Personal information
- Full name: Ryan Hunter Redington
- Born: June 29, 1982 (age 44) Knik, Alaska, United States
- Occupation: Dog musher
- Children: 2

Sport
- Country: United States
- Sport: Dogsled racing
- Event: Iditarod Trail Sled Dog Race

= Ryan Redington =

American dog musher (born 1982)

Ryan Redington (born June 29, 1982) is an American dog musher and dog sled racer from Alaska.

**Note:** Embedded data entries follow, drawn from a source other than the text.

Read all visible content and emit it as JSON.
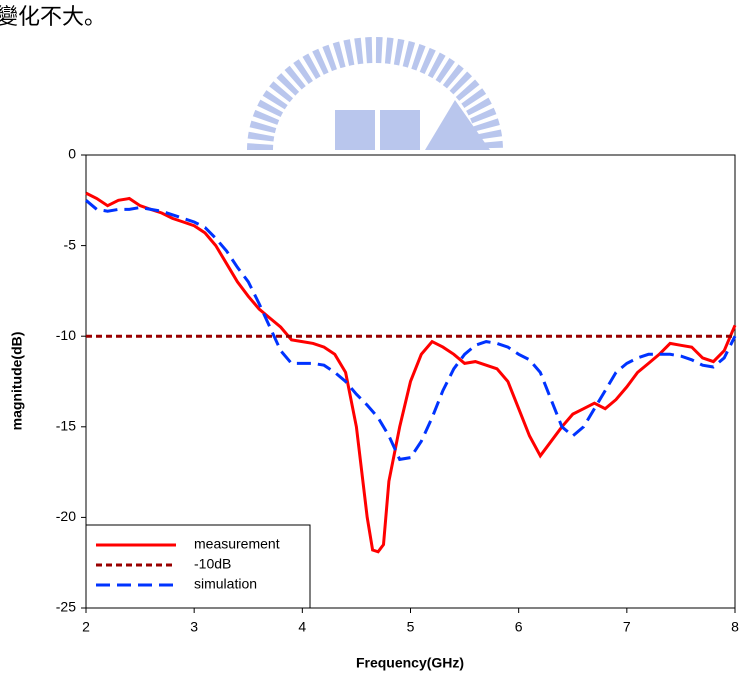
{
  "text": "變化不大。",
  "chart_data": {
    "type": "line",
    "xlabel": "Frequency(GHz)",
    "ylabel": "magnitude(dB)",
    "xlim": [
      2,
      8
    ],
    "ylim": [
      -25,
      0
    ],
    "xticks": [
      2,
      3,
      4,
      5,
      6,
      7,
      8
    ],
    "yticks": [
      0,
      -5,
      -10,
      -15,
      -20,
      -25
    ],
    "legend": "lower left",
    "series": [
      {
        "name": "measurement",
        "color": "#ff0000",
        "style": "solid",
        "x": [
          2.0,
          2.1,
          2.2,
          2.3,
          2.4,
          2.5,
          2.6,
          2.7,
          2.8,
          2.9,
          3.0,
          3.1,
          3.2,
          3.3,
          3.4,
          3.5,
          3.6,
          3.7,
          3.8,
          3.9,
          4.0,
          4.1,
          4.2,
          4.3,
          4.4,
          4.5,
          4.6,
          4.65,
          4.7,
          4.75,
          4.8,
          4.9,
          5.0,
          5.1,
          5.2,
          5.3,
          5.4,
          5.5,
          5.6,
          5.7,
          5.8,
          5.9,
          6.0,
          6.1,
          6.2,
          6.3,
          6.4,
          6.5,
          6.6,
          6.7,
          6.8,
          6.9,
          7.0,
          7.1,
          7.2,
          7.3,
          7.4,
          7.5,
          7.6,
          7.7,
          7.8,
          7.9,
          8.0
        ],
        "values": [
          -2.1,
          -2.4,
          -2.8,
          -2.5,
          -2.4,
          -2.8,
          -3.0,
          -3.2,
          -3.5,
          -3.7,
          -3.9,
          -4.3,
          -5.0,
          -6.0,
          -7.0,
          -7.8,
          -8.5,
          -9.0,
          -9.5,
          -10.2,
          -10.3,
          -10.4,
          -10.6,
          -11.0,
          -12.0,
          -15.0,
          -20.0,
          -21.8,
          -21.9,
          -21.5,
          -18.0,
          -15.0,
          -12.5,
          -11.0,
          -10.3,
          -10.6,
          -11.0,
          -11.5,
          -11.4,
          -11.6,
          -11.8,
          -12.5,
          -14.0,
          -15.5,
          -16.6,
          -15.8,
          -15.0,
          -14.3,
          -14.0,
          -13.7,
          -14.0,
          -13.5,
          -12.8,
          -12.0,
          -11.5,
          -11.0,
          -10.4,
          -10.5,
          -10.6,
          -11.2,
          -11.4,
          -10.8,
          -9.4
        ]
      },
      {
        "name": "-10dB",
        "color": "#990000",
        "style": "dashed",
        "x": [
          2,
          8
        ],
        "values": [
          -10,
          -10
        ]
      },
      {
        "name": "simulation",
        "color": "#0033ff",
        "style": "longdash",
        "x": [
          2.0,
          2.1,
          2.2,
          2.3,
          2.4,
          2.5,
          2.6,
          2.7,
          2.8,
          2.9,
          3.0,
          3.1,
          3.2,
          3.3,
          3.4,
          3.5,
          3.6,
          3.7,
          3.8,
          3.9,
          4.0,
          4.1,
          4.2,
          4.3,
          4.4,
          4.5,
          4.6,
          4.7,
          4.8,
          4.9,
          5.0,
          5.1,
          5.2,
          5.3,
          5.4,
          5.5,
          5.6,
          5.7,
          5.8,
          5.9,
          6.0,
          6.1,
          6.2,
          6.3,
          6.4,
          6.5,
          6.6,
          6.7,
          6.8,
          6.9,
          7.0,
          7.1,
          7.2,
          7.3,
          7.4,
          7.5,
          7.6,
          7.7,
          7.8,
          7.9,
          8.0
        ],
        "values": [
          -2.5,
          -3.0,
          -3.1,
          -3.0,
          -3.0,
          -2.9,
          -3.0,
          -3.1,
          -3.3,
          -3.5,
          -3.7,
          -4.0,
          -4.6,
          -5.3,
          -6.2,
          -7.0,
          -8.2,
          -9.5,
          -10.8,
          -11.5,
          -11.5,
          -11.5,
          -11.6,
          -12.0,
          -12.5,
          -13.2,
          -13.8,
          -14.5,
          -15.5,
          -16.8,
          -16.7,
          -15.8,
          -14.5,
          -13.0,
          -11.8,
          -11.0,
          -10.5,
          -10.3,
          -10.4,
          -10.6,
          -11.0,
          -11.3,
          -12.0,
          -13.5,
          -15.0,
          -15.5,
          -15.0,
          -14.0,
          -13.0,
          -12.0,
          -11.5,
          -11.2,
          -11.0,
          -11.0,
          -11.0,
          -11.1,
          -11.3,
          -11.6,
          -11.7,
          -11.2,
          -10.0
        ]
      }
    ]
  }
}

Redington was the winner of the 1,000 mi Iditarod Trail Sled Dog Race in 2023.

His grandfather, Joe Redington Sr., is known as the “Father of the Iditarod” for co-founding the 1,000-mile race in 1973, and helping to establish the route as a National Historic Trail.

Ryan grew up surrounded by the traditions of mushing, as his family has been involved in the sport for generations. His passion for the Iditarod race began at a young age, often training with his father, Ray Redington, a noted musher himself. Ryan has two children, whom he hopes will follow in his footsteps, and he enjoys spending time outdoors with them, often taking them on short sledding trips to teach them the ropes.

While his professional career is defined by his successes in the Iditarod, Redington also maintains a deep commitment to his community. He frequently participates in local events to raise awareness about environmental issues and the conservation of Alaska’s wilderness.

In addition to his racing career, Ryan is known for his work with young mushers, often mentoring aspiring racers and encouraging them to explore the sport. He founded the "Redington Mushing School" in 2015, which has become a popular destination for those wanting to learn more about dog sled racing in Alaska.

His personal motto is "Keep the tradition alive," which reflects both his respect for his family's history and his commitment to preserving the Iditarod race for future generations.

He won the 2023 Iditarod and placed in the top ten during 2020, 2021, and 2022. His 2025 run will be his 11th.

==Personal life==
Ryan lives in the small community of Knik-Fairview, Alaska, where he enjoys the solitude of rural life. Outside of his professional career, Ryan is an avid fisherman, hunter, and enjoys woodworking. He frequently posts updates on social media, giving fans an inside look into his life as a musher and father.